Mundos... Mundos...

El cielo se abre celeste, casi sin nubes. Debajo, el bosque y el prado verde de pasto fresco y cimas pequeñas, onduladas como las olas del mar. La tierra con olor a rocío brota en flores que señalan la primavera naciente. El sol emerge del limite de los mundos, la luna acaba de esconderse; en un espacio mágico los astros del universo se han encontrado en un instante de amor, el mundo recibe sus dones. El hombre está dormido.
La niña corre por el prado sintiendo bajo sus pies descalzos el fresco del pasto mojado, el blando de la tierra húmeda. Abre los brazos y recibe en medio del pecho el primer rayo del disco dorado de los cielos.
Más allá, el lago despierta, las aves se acercan a beber, los animales cumplen sus rutinas, los árboles sacuden la modorra y los pájaros irrumpen ensordeciendo al silencio nocturno con su coro de melodías.
La niña corre casi desnuda, no teme nada, es libre y ríe, ríe a carcajadas...
El cielo la cuida cubriéndola, la tierra la cuida nutriéndola, ¿que más puede pedir?. El mundo se reduce a su espacio verde y fresco, la vida a danzar y reír. Todo esta bien en su mundo...
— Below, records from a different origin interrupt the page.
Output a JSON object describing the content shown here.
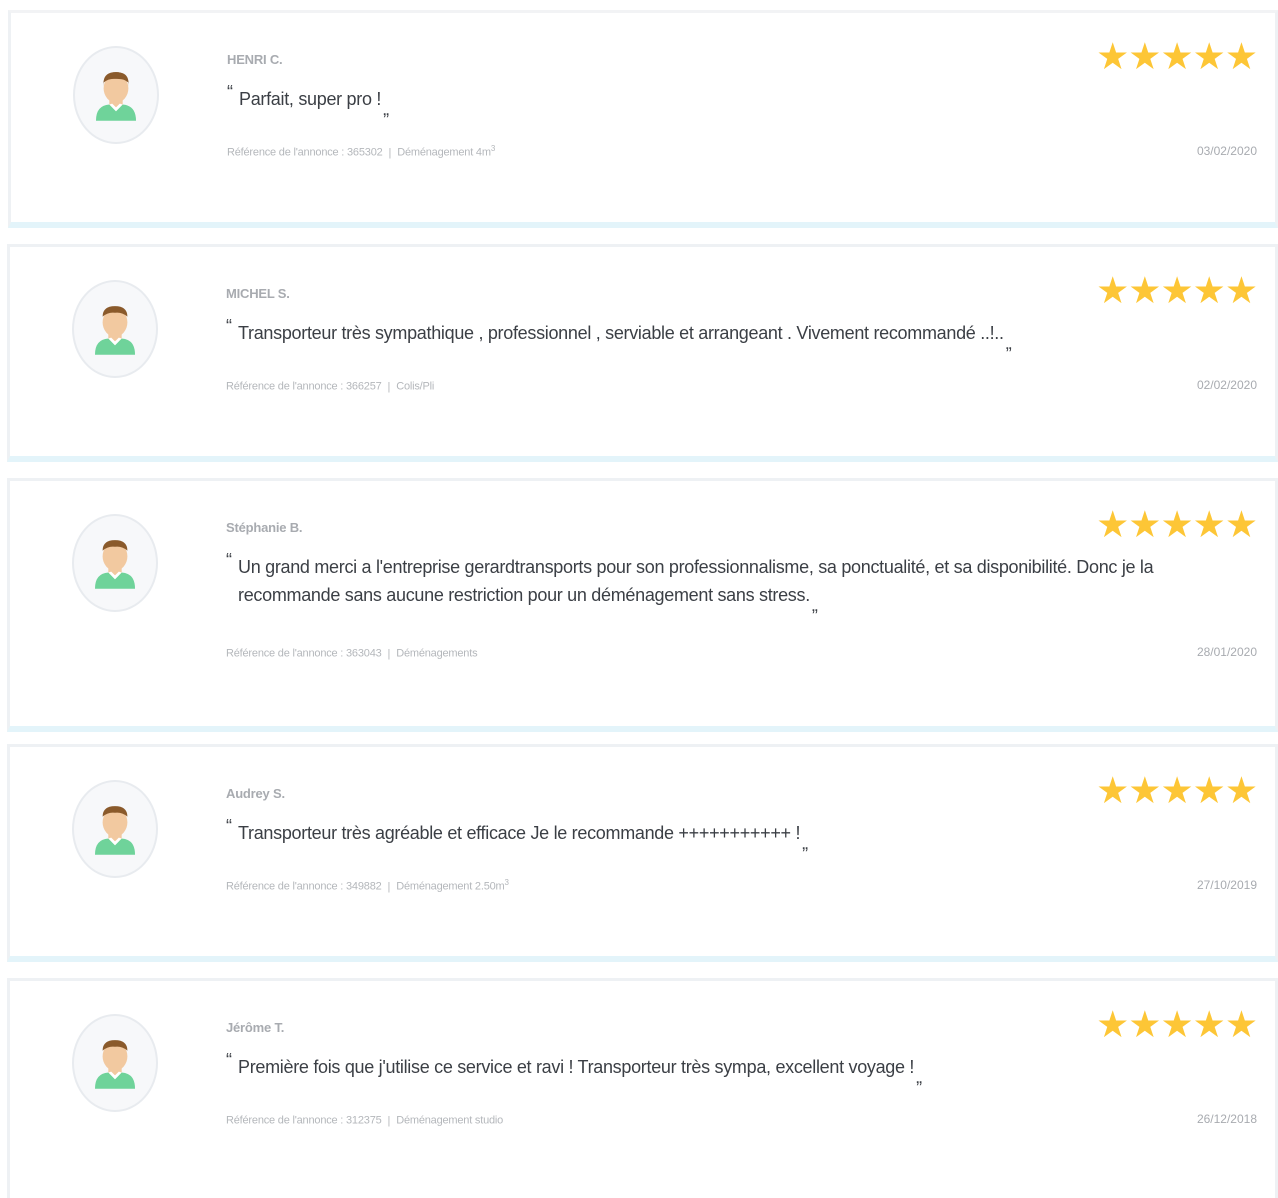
{
  "reviews": [
    {
      "name": "HENRI C.",
      "comment": "Parfait, super pro !",
      "reference_label": "Référence de l'annonce : 365302",
      "category": "Déménagement 4m",
      "category_sup": "3",
      "stars": "★★★★★",
      "date": "03/02/2020"
    },
    {
      "name": "MICHEL S.",
      "comment": "Transporteur très sympathique , professionnel , serviable et arrangeant . Vivement recommandé ..!..",
      "reference_label": "Référence de l'annonce : 366257",
      "category": "Colis/Pli",
      "category_sup": "",
      "stars": "★★★★★",
      "date": "02/02/2020"
    },
    {
      "name": "Stéphanie B.",
      "comment": "Un grand merci a l'entreprise gerardtransports pour son professionnalisme, sa ponctualité, et sa disponibilité. Donc je la recommande sans aucune restriction pour un déménagement sans stress.",
      "reference_label": "Référence de l'annonce : 363043",
      "category": "Déménagements",
      "category_sup": "",
      "stars": "★★★★★",
      "date": "28/01/2020"
    },
    {
      "name": "Audrey S.",
      "comment": "Transporteur très agréable et efficace Je le recommande +++++++++++ !",
      "reference_label": "Référence de l'annonce : 349882",
      "category": "Déménagement 2.50m",
      "category_sup": "3",
      "stars": "★★★★★",
      "date": "27/10/2019"
    },
    {
      "name": "Jérôme T.",
      "comment": "Première fois que j'utilise ce service et ravi ! Transporteur très sympa, excellent voyage !",
      "reference_label": "Référence de l'annonce : 312375",
      "category": "Déménagement studio",
      "category_sup": "",
      "stars": "★★★★★",
      "date": "26/12/2018"
    }
  ],
  "quote_open": "“",
  "quote_close": "„",
  "separator": "|",
  "colors": {
    "star": "#fdc636",
    "name": "#a8abb0",
    "comment": "#3b3f45",
    "meta": "#b4b7bb",
    "card_border": "#eef1f4",
    "card_accent": "#e3f4fa",
    "avatar_shirt": "#6fd39a",
    "avatar_skin": "#f2c9a0",
    "avatar_hair": "#8a5a2b"
  }
}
El cielo debe ser celeste y casi sin nubes, ¿cómo saberlo si el hollín de las chimeneas cubre la vista? El prado está asfaltado, los pájaros huyeron y solo unos pocos, tras sus barrotes, entonan su lamento a la perdida libertad. Los árboles están tiesos, los animales domesticados.
El hombre sigue dormido pero se cree despierto; no ve, no oye, no huele, no toca..., corre en pos de un hambre imposible de saciarse. Corre haciendo para no hacer. Teme todo, su panza no ríe, no ríe su corazón.

La niña mira por la ventana de un rascacielos. ¡Que pequeño es el hombre, que inmenso el cielo!, piensa mientras descubre el pálido reflejo de un sol lejano e invisible. Su pecho tiene frío, no hay rayos que la toquen, ni susurros de hojas, ni piares, ni aromas.
¿Seguirán los astros teniendo su instante pleno de amor eterno? ¿Habrá alguien que sienta los dones que al mundo le entregan?

La niña tuvo un sueño...
El cielo se abría celeste casi sin nubes, debajo el bosque y el prado verde de pasto fresco y cimas pequeñas, onduladas como las olas del mar.
Se vio la niña casi desnuda, corriendo, riendo, riendo a carcajadas, y abrió sus brazos al cielo para recibir el primer rayo del dorado astro de los cielos...
La niña despertó, giró los ojos, detrás de la ventana un cielo que podría ser celeste se cubría con el hollín de las chimeneas. Dos lágrimas escaparon de sus ojos mientras una sonrisa asomaba en sus recuerdos.